Immersed in the Lore
Terminator: The Sarah Connor Chronicles is saturated with Terminator backstory, enough so that the casual viewer unfamiliar with the movies -- or perhaps only remembering Linda Hamilton's big hair and Arnold Schwarzenegger's naked entrance -- might be slightly adrift. In particular, the importance of the dead computer engineer, Miles Dyson, will be felt best by those who know T2 well; and yet these same fans are likely to feel some frustration, since Dyson's efforts and sacrifice are rendered moot by the revelation here that Skynet was built anyway, by someone else.
Several elements of the first two episodes will resonate deeply with Terminator fans, like the time travel sequence that dumps Sarah, John, and their protector in a crackling, burning hole in the middle of a freeway. Cromartie is apparently a model similar to Schwarzenegger's model 101: when the skin on his leg is ripped away you see the gears and levers, and he walks and fights a lot like the old school model so brilliantly depicted in the first film. There's an extent to which something was lost when the Terminators were upgraded to fancy biomechanicals in the second and third films; the gritty, mechanical relentlessness of the original Terminator was a lot more frightening.

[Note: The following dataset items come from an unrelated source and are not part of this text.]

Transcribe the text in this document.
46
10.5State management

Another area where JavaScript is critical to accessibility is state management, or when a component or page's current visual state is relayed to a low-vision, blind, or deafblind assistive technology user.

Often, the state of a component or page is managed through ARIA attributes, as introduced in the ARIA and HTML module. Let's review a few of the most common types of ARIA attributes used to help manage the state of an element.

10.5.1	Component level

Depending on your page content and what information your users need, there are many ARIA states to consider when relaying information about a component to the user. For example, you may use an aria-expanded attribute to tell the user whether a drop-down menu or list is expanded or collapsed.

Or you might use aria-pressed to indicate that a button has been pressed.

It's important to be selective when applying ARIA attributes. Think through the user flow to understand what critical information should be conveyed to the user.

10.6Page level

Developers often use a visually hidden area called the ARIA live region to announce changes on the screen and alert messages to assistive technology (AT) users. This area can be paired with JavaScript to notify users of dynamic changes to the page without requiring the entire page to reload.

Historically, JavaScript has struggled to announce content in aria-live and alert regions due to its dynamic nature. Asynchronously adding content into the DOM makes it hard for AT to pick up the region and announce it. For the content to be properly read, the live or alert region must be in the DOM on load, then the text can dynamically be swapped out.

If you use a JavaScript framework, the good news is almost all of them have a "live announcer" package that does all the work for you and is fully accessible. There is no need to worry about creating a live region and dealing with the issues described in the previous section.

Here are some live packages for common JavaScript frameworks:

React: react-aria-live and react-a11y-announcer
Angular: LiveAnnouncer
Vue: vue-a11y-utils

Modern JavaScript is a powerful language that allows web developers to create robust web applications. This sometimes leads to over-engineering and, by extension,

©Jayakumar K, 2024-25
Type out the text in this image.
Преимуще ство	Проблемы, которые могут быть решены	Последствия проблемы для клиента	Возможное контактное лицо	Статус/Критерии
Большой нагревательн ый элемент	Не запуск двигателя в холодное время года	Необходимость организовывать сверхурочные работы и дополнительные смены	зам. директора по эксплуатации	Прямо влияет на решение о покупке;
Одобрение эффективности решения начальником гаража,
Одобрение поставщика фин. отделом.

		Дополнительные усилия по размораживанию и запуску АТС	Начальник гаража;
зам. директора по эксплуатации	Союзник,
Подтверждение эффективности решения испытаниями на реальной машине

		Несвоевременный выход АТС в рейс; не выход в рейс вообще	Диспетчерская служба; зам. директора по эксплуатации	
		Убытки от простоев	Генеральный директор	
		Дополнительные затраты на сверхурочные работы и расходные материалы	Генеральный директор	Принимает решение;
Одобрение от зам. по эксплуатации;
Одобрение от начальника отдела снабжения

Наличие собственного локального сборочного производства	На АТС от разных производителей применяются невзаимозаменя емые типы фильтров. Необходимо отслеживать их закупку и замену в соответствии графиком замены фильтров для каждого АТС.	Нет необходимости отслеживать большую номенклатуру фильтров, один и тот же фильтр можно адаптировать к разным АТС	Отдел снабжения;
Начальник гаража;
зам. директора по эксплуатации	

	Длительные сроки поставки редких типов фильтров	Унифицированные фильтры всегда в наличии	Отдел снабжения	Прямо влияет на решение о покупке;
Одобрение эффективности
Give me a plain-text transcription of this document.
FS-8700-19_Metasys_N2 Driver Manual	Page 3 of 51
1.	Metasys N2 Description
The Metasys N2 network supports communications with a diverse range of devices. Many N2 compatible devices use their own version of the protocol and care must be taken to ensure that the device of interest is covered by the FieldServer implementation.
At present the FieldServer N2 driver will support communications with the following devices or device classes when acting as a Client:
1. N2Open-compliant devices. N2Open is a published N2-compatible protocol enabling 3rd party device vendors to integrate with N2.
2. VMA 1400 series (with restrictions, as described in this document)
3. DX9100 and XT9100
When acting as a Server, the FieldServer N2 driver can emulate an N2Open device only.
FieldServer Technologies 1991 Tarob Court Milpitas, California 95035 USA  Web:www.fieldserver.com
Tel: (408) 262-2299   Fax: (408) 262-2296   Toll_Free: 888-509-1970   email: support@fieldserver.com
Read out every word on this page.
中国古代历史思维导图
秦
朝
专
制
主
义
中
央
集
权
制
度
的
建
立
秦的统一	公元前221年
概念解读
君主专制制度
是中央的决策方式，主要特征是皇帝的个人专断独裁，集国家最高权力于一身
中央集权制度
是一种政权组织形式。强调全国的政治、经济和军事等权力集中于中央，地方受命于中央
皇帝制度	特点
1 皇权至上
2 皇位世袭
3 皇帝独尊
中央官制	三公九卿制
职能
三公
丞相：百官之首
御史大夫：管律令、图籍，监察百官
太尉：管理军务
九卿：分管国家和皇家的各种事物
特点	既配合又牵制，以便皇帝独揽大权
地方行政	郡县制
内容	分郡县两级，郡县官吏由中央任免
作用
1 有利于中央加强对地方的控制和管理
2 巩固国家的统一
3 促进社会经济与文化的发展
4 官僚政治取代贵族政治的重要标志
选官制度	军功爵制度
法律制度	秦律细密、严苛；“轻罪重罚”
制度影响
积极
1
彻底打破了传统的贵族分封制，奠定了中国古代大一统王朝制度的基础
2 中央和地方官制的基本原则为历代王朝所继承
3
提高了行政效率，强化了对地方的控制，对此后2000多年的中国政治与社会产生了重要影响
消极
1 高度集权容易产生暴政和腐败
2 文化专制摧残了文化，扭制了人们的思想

The effects are handled very well; though obviously Sarah Connor Chronicles doesn't have the budget of a Terminator film, the visual effects are very effectively realized. A dream sequence that shows an explosion eviscerating the flesh from a Terminator firmly places the show in the look and feel of the Terminator films.
The Linda Hamilton Factor
The main problem facing Sarah Connor Chronicles is psychological. Next to Sigourney Weaver in the Alien films, Linda Hamilton ended up being the most kick-butt woman in sci-fi (if not in all of action films) by the end of Terminator 2 -- all the more striking for having started out as just another woman in a bar. Linda Hamilton made you believe that Sarah Connor was not only a survivor, but a warrior.
Lena Headey, however, does not, and this is a dire flaw in a series that revolves around Sarah's mission to protect her son at all costs. Headey comes across as the police captain who can chew out the insubordinate hero cop, but in the two episodes I have seen she does not have the grit or the implacable drive that has already been indelibly demonstrated in this very character. Like Michelle Ryan in Bionic Woman, Headey isn't bloody-minded enough to seem like anything other than a nice British actress somehow roped into the lead of a Hollywood action series.
Likewise, young John, as played by Edward Furlong in T2 already seemed tougher than he's depicted here by Thomas Dekker. Dekker's performance is at least nuanced and interesting to watch (I missed Dekker when he was written out of Heroes), which gives him an edge over the slightly flatter Headey or the infinitely flatter Summer Glau as their protector. I know robots are supposed to be emotionally muted, but Glau's character comes across as lobotomized.
The fight choreography is extremely strong -- In fact everything is strong apart from the casting. Unfortunately, that's kind of important.